I can't say advanced age was the reason Ol' Bobby lost to Clinton, but I can tell you he had a presence(until the Viagra commercials, at least) that Brownback never will have. For as long as I can remember, even before he acquired Liddy-The-Trophy-Wife, Bob Dole was treated like visiting royalty when he blessed us with his presence in the hinterland. Brownback, on the other hand, even when he was a senator, never elicited the same kiss-the-ring awe as Dole did. Hard to do that when you're kissing the ring of Bush43.
But that was then and this is now. Brownback is "just" a governor, and of a state that doesn't have enough electoral votes to matter to presidential candidates. If his staffer was offended that a teenager figured out the guv "sucksalot" and said so, she not only needs a refresher course in the First Amendment, she also needs to consider a career change.

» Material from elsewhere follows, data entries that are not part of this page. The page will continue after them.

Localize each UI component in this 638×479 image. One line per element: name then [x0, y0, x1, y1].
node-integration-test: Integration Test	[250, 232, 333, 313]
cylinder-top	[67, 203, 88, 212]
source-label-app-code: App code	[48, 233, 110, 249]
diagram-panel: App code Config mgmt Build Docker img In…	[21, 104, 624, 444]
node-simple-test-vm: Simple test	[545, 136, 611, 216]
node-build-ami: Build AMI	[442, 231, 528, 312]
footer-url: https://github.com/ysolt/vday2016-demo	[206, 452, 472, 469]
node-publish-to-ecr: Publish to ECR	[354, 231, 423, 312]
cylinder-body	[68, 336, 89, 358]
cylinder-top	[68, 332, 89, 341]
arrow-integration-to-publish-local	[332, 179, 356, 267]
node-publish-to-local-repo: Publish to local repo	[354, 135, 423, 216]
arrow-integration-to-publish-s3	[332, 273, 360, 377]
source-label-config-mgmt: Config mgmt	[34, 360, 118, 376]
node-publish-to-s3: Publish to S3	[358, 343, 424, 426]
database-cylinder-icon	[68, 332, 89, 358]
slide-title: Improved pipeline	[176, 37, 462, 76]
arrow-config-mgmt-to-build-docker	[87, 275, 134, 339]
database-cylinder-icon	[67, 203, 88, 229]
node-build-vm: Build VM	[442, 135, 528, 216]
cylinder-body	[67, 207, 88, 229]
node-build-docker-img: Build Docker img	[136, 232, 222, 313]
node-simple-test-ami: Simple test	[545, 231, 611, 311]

But then I'm guessing Ms. Communication Director can't be the sharpest tool in the woodshed if she unleashed the (perceived) power of the governor's office on a high school student attending a conferance on government.
Rather than being outraged, I haven't stopped laughing about the lesson she gave Emma and her fellow students about how government really works in the Sunflower State under Republican rule.